Rueff José, Rodrigues António Sebastião
Centre for Toxicogenomics and Human Health, Genetics, Oncology and Human Toxicology, NOVA Medical School/Faculdade de Ciências Médicas, Universidade Nova de Lisboa, Rua Câmara Pestana 6, 1150-008, Lisbon, Portugal.
Methods Mol Biol. 2016;1395:1-18. doi: 10.1007/978-1-4939-3347-1_1.
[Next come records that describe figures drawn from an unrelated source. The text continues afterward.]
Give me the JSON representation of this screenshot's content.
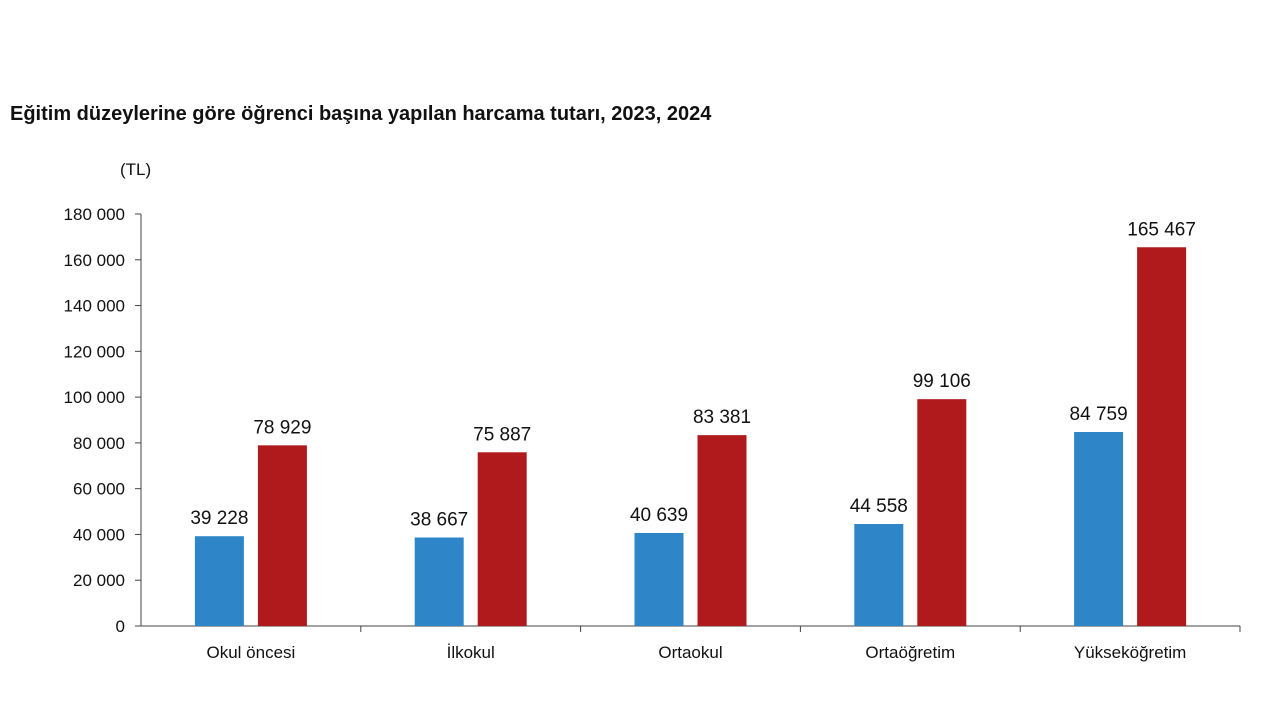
{
  "chart_data": {
    "type": "bar",
    "title": "Eğitim düzeylerine göre öğrenci başına yapılan harcama tutarı, 2023, 2024",
    "unit_label": "(TL)",
    "categories": [
      "Okul öncesi",
      "İlkokul",
      "Ortaokul",
      "Ortaöğretim",
      "Yükseköğretim"
    ],
    "series": [
      {
        "values": [
          39228,
          38667,
          40639,
          44558,
          84759
        ],
        "labels": [
          "39 228",
          "38 667",
          "40 639",
          "44 558",
          "84 759"
        ],
        "color": "#2e86c8"
      },
      {
        "values": [
          78929,
          75887,
          83381,
          99106,
          165467
        ],
        "labels": [
          "78 929",
          "75 887",
          "83 381",
          "99 106",
          "165 467"
        ],
        "color": "#b01a1d"
      }
    ],
    "ylim": [
      0,
      180000
    ],
    "yticks": [
      0,
      20000,
      40000,
      60000,
      80000,
      100000,
      120000,
      140000,
      160000,
      180000
    ],
    "ytick_labels": [
      "0",
      "20 000",
      "40 000",
      "60 000",
      "80 000",
      "100 000",
      "120 000",
      "140 000",
      "160 000",
      "180 000"
    ],
    "legend": "none",
    "grid": false
  }
}
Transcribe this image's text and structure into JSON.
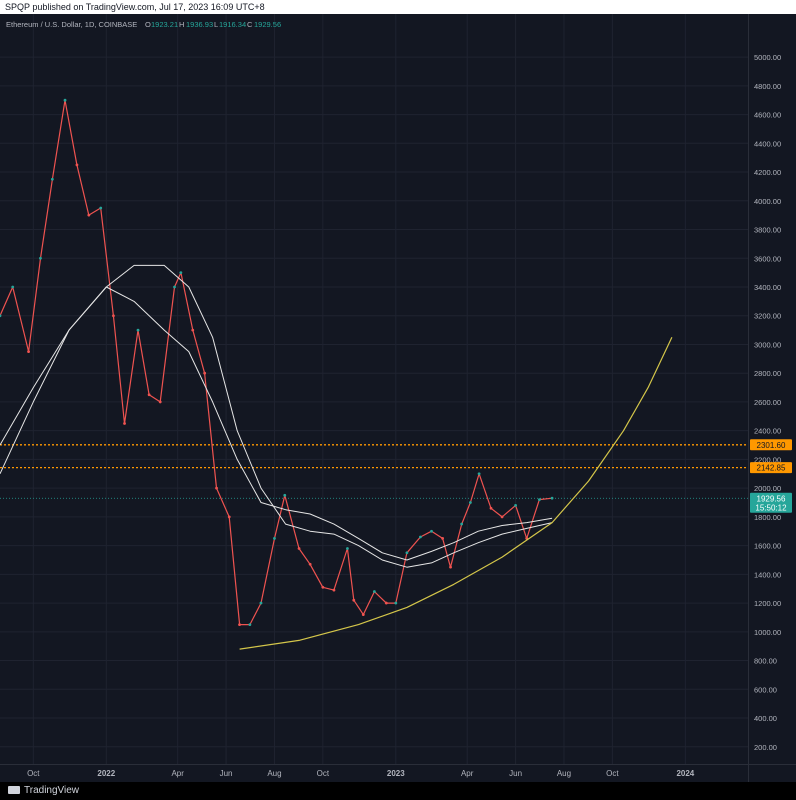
{
  "publish_line": "SPQP published on TradingView.com, Jul 17, 2023 16:09 UTC+8",
  "footer_brand": "TradingView",
  "legend": {
    "symbol": "Ethereum / U.S. Dollar, 1D, COINBASE",
    "open_label": "O",
    "open": "1923.21",
    "high_label": "H",
    "high": "1936.93",
    "low_label": "L",
    "low": "1916.34",
    "close_label": "C",
    "close": "1929.56"
  },
  "price_tags": {
    "level_upper": "2301.60",
    "level_lower": "2142.85",
    "last_price": "1929.56",
    "countdown": "15:50:12"
  },
  "colors": {
    "background": "#131722",
    "up": "#26a69a",
    "down": "#ef5350",
    "level_line": "#ff9800",
    "curve": "#d4c64a",
    "ma": "#e6e6e6"
  },
  "chart_data": {
    "type": "line",
    "title": "Ethereum / U.S. Dollar, 1D, COINBASE",
    "xlabel": "",
    "ylabel": "",
    "y_ticks": [
      200,
      400,
      600,
      800,
      1000,
      1200,
      1400,
      1600,
      1800,
      2000,
      2200,
      2400,
      2600,
      2800,
      3000,
      3200,
      3400,
      3600,
      3800,
      4000,
      4200,
      4400,
      4600,
      4800,
      5000
    ],
    "y_tick_labels": [
      "200.00",
      "400.00",
      "600.00",
      "800.00",
      "1000.00",
      "1200.00",
      "1400.00",
      "1600.00",
      "1800.00",
      "2000.00",
      "2200.00",
      "2400.00",
      "2600.00",
      "2800.00",
      "3000.00",
      "3200.00",
      "3400.00",
      "3600.00",
      "3800.00",
      "4000.00",
      "4200.00",
      "4400.00",
      "4600.00",
      "4800.00",
      "5000.00"
    ],
    "x_ticks": [
      {
        "date": "2021-10-01",
        "label": "Oct"
      },
      {
        "date": "2022-01-01",
        "label": "2022"
      },
      {
        "date": "2022-04-01",
        "label": "Apr"
      },
      {
        "date": "2022-06-01",
        "label": "Jun"
      },
      {
        "date": "2022-08-01",
        "label": "Aug"
      },
      {
        "date": "2022-10-01",
        "label": "Oct"
      },
      {
        "date": "2023-01-01",
        "label": "2023"
      },
      {
        "date": "2023-04-01",
        "label": "Apr"
      },
      {
        "date": "2023-06-01",
        "label": "Jun"
      },
      {
        "date": "2023-08-01",
        "label": "Aug"
      },
      {
        "date": "2023-10-01",
        "label": "Oct"
      },
      {
        "date": "2024-01-01",
        "label": "2024"
      }
    ],
    "x_range": [
      "2021-08-20",
      "2024-03-20"
    ],
    "ylim": [
      80,
      5300
    ],
    "grid": true,
    "horizontal_levels": [
      2301.6,
      2142.85
    ],
    "last_price": 1929.56,
    "series": [
      {
        "type": "line",
        "x": [
          "2021-08-20",
          "2021-09-05",
          "2021-09-25",
          "2021-10-10",
          "2021-10-25",
          "2021-11-10",
          "2021-11-25",
          "2021-12-10",
          "2021-12-25",
          "2022-01-10",
          "2022-01-24",
          "2022-02-10",
          "2022-02-24",
          "2022-03-10",
          "2022-03-28",
          "2022-04-05",
          "2022-04-20",
          "2022-05-05",
          "2022-05-20",
          "2022-06-05",
          "2022-06-18",
          "2022-07-01",
          "2022-07-15",
          "2022-08-01",
          "2022-08-14",
          "2022-09-01",
          "2022-09-15",
          "2022-10-01",
          "2022-10-15",
          "2022-11-01",
          "2022-11-09",
          "2022-11-21",
          "2022-12-05",
          "2022-12-20",
          "2023-01-01",
          "2023-01-15",
          "2023-02-01",
          "2023-02-15",
          "2023-03-01",
          "2023-03-11",
          "2023-03-25",
          "2023-04-05",
          "2023-04-16",
          "2023-05-01",
          "2023-05-15",
          "2023-06-01",
          "2023-06-15",
          "2023-07-01",
          "2023-07-17"
        ],
        "values": [
          3200,
          3400,
          2950,
          3600,
          4150,
          4700,
          4250,
          3900,
          3950,
          3200,
          2450,
          3100,
          2650,
          2600,
          3400,
          3500,
          3100,
          2800,
          2000,
          1800,
          1050,
          1050,
          1200,
          1650,
          1950,
          1580,
          1470,
          1310,
          1290,
          1580,
          1220,
          1120,
          1280,
          1200,
          1200,
          1550,
          1660,
          1700,
          1650,
          1450,
          1750,
          1900,
          2100,
          1860,
          1800,
          1880,
          1650,
          1920,
          1930
        ]
      },
      {
        "type": "line",
        "x": [
          "2021-08-20",
          "2021-10-01",
          "2021-11-15",
          "2022-01-01",
          "2022-02-05",
          "2022-03-15",
          "2022-04-15",
          "2022-05-15",
          "2022-06-15",
          "2022-07-15",
          "2022-08-15",
          "2022-09-15",
          "2022-10-15",
          "2022-11-15",
          "2022-12-15",
          "2023-01-15",
          "2023-02-15",
          "2023-03-15",
          "2023-04-15",
          "2023-05-15",
          "2023-06-15",
          "2023-07-17"
        ],
        "values": [
          2100,
          2600,
          3100,
          3400,
          3550,
          3550,
          3400,
          3050,
          2400,
          2000,
          1750,
          1700,
          1680,
          1600,
          1500,
          1450,
          1480,
          1550,
          1620,
          1680,
          1720,
          1760
        ]
      },
      {
        "type": "line",
        "x": [
          "2021-08-20",
          "2021-10-01",
          "2021-11-15",
          "2022-01-01",
          "2022-02-05",
          "2022-03-15",
          "2022-04-15",
          "2022-05-15",
          "2022-06-15",
          "2022-07-15",
          "2022-08-15",
          "2022-09-15",
          "2022-10-15",
          "2022-11-15",
          "2022-12-15",
          "2023-01-15",
          "2023-02-15",
          "2023-03-15",
          "2023-04-15",
          "2023-05-15",
          "2023-06-15",
          "2023-07-17"
        ],
        "values": [
          2300,
          2700,
          3100,
          3400,
          3300,
          3100,
          2950,
          2600,
          2200,
          1900,
          1850,
          1820,
          1750,
          1650,
          1550,
          1500,
          1560,
          1620,
          1700,
          1740,
          1760,
          1790
        ]
      },
      {
        "type": "line",
        "x": [
          "2022-06-18",
          "2022-09-01",
          "2022-11-15",
          "2023-01-15",
          "2023-03-15",
          "2023-05-15",
          "2023-07-17",
          "2023-09-01",
          "2023-10-15",
          "2023-11-15",
          "2023-12-15"
        ],
        "values": [
          880,
          940,
          1050,
          1170,
          1330,
          1520,
          1760,
          2050,
          2400,
          2700,
          3050
        ]
      }
    ]
  }
}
Cancer drug resistance leading to therapeutic failure in the treatment of many cancers encompasses various mechanisms and may be intrinsic relying on the patient's genetic makeup or be acquired by tumors that are initially sensitive to cancer drugs. All in all, it may be responsible for treatment failure in over 90 % of patients with metastatic cancer. Cancer drug resistance, in particular acquired resistance, may stem from the micro-clonality/micro-genetic heterogeneity of the tumors whereby, among others, the following mechanisms may entail resistance: altered expression of drug influx/efflux transporters in the tumor cells mediating lower drug uptake and/or greater efflux of the drug; altered role of DNA repair and impairment of apoptosis; role of epigenomics/epistasis by methylation, acetylation, and altered levels of microRNAs leading to alterations in upstream or downstream effectors; mutation of drug targets in targeted therapy and alterations in the cell cycle and checkpoints; and tumor microenvironment that are briefly reviewed.
癌症耐药性导致许多癌症治疗失败,其涉及多种机制,可能是依赖患者基因构成的内在耐药性,也可能是最初对癌症药物敏感的肿瘤获得性耐药。总之,它可能导致超过90%的转移性癌症患者治疗失败。癌症耐药性,尤其是获得性耐药,可能源于肿瘤的微克隆性/微基因异质性,其中以下机制可能导致耐药:肿瘤细胞中药物流入/流出转运蛋白的表达改变,介导较低的药物摄取和/或更多的药物流出;DNA修复作用改变和细胞凋亡受损;通过甲基化、乙酰化以及微小RNA水平改变导致上游或下游效应器改变的表观基因组学/上位性作用;靶向治疗中药物靶点的突变以及细胞周期和检查点的改变;以及肿瘤微环境,本文将对其进行简要综述。